The Story of Earth’s Natural Lakes
Natural lakes are Earth’s quiet sanctuaries, most often born in rugged mountain landscapes, deep rift zones, or regions where glaciers still linger—or have only recently retreated. Others emerge in endorheic basins, where water has no escape, or along the abandoned pathways of ancient rivers.
In certain corners of the world, countless lakes remain as echoes of the last Ice Age, preserved by flawed drainage patterns that time never fully corrected. Yet, despite their beauty and seeming permanence, every lake is only a temporary guest on the geological timescale. Slowly, inevitably, they will fill with sediment or spill beyond the basins that cradle them, fading into the larger story of Earth’s restless surface.
PONDS
Pond – A Quiet Reservoir of Stillness
A pond is a source of still water, whether shaped by nature or crafted by human hands, and it is usually smaller than a lake. Many human-made water bodies fall under this category: ornamental water gardens designed for beauty, fish ponds built for commercial aquaculture, and even solar ponds engineered to store thermal energy.

Unlike rivers, ponds and lakes are defined not by swift currents but by subtle movements. In rivers, the flow is visible and constant; in ponds and lakes, currents whisper—tiny thermal micro-currents and gentle wind-driven medium currents ripple beneath the surface. These delicate traits set ponds apart from other watery realms such as stream pools or tide pools, giving them their own quiet identity in the landscape of Earth’s waters.
Atmosphere, climate and weather
Earth’s Atmosphere – The Guardian Veil of Life
The atmosphere of Earth is not just a blanket of gases; it is the planet’s silent architect, sustaining ecosystems and shielding life. Held in place by gravity, this delicate layer wraps the globe like an invisible skin.
Filtered air carries faint signatures of other chemical compounds, while unfiltered samples reveal nature’s hidden fingerprints: dust, pollen, spores, sea spray, volcanic ash, and even meteoritic particles. Human industry adds its own imprint—chlorine, fluorine compounds, elemental mercury, and sulfur dioxide among them.

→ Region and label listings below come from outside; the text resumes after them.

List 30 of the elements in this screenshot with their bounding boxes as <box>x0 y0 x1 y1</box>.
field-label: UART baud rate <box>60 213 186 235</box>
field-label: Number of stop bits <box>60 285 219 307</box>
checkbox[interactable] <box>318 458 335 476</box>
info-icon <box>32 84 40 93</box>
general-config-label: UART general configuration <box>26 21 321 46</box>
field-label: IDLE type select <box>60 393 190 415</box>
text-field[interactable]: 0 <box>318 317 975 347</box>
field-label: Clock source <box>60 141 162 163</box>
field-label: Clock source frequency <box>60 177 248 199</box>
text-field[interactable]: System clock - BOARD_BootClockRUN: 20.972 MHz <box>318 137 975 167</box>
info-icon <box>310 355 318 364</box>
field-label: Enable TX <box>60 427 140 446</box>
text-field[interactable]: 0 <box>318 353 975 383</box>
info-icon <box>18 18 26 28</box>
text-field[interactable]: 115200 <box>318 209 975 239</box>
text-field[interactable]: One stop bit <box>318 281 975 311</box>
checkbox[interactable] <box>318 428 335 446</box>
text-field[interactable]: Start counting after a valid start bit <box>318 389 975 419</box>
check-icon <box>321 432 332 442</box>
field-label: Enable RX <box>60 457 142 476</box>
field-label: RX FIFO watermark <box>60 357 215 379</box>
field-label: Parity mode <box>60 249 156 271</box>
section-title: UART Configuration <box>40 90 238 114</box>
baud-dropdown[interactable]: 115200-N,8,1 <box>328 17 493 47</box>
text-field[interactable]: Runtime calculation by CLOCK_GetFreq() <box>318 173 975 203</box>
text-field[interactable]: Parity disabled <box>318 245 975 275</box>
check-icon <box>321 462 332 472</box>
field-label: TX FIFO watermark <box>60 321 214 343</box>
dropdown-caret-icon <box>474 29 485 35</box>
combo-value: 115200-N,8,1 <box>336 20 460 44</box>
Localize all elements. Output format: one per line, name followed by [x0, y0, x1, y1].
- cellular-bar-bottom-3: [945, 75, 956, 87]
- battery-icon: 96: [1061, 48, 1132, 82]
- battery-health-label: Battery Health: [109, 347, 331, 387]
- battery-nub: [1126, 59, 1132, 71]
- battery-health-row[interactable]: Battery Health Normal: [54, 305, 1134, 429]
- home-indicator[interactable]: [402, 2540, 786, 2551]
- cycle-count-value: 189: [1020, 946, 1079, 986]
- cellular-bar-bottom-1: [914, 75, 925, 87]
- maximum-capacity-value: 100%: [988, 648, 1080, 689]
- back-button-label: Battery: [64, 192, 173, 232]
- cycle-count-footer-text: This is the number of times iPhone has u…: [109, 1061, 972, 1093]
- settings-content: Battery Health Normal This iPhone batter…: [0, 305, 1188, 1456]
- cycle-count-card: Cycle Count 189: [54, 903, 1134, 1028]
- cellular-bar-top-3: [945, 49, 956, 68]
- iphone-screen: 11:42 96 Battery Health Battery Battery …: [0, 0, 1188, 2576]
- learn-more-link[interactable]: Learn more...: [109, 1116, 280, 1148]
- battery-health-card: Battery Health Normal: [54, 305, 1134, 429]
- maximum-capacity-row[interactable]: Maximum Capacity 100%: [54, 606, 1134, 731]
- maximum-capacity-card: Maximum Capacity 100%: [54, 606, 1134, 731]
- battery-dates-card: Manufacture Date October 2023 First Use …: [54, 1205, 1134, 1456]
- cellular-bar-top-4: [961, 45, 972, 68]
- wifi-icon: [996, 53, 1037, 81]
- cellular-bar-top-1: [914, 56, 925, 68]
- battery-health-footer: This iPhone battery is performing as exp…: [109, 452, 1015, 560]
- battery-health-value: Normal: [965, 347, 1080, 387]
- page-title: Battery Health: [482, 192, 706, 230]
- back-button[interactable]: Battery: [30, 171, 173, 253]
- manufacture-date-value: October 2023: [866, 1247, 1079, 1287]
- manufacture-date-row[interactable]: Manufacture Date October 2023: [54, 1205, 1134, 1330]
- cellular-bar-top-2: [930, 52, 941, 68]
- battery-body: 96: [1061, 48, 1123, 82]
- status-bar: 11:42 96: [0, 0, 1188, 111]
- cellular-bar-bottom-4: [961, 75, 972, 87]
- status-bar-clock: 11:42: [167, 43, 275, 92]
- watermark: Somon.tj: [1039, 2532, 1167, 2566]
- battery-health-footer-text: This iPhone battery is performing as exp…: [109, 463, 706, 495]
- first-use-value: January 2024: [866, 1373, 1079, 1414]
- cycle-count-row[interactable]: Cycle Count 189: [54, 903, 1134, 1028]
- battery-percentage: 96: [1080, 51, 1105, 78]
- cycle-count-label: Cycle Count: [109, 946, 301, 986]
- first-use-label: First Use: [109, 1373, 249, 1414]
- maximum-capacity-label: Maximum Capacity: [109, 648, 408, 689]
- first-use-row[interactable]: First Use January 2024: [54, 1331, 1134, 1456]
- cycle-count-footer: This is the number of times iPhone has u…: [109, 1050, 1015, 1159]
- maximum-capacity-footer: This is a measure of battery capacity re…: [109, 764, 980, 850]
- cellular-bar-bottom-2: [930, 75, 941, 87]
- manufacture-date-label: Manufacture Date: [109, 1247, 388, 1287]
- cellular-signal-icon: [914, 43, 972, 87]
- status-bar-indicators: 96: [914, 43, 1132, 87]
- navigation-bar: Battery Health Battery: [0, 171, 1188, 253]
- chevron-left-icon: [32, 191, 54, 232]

Suspended within this airy ocean are water vapor, droplets, and ice crystals, forming the clouds that drift across our skies.
At higher altitudes, the ozone layer performs its vital duty: absorbing ultraviolet radiation that would otherwise shred DNA and threaten life at the surface. By day, the atmosphere softens the Sun’s intensity; by night, it holds warmth close, tempering the extremes of daily temperature swings.
In essence, Earth’s atmosphere is both shield and cradle—a fragile veil that makes the difference between a barren rock and a living world.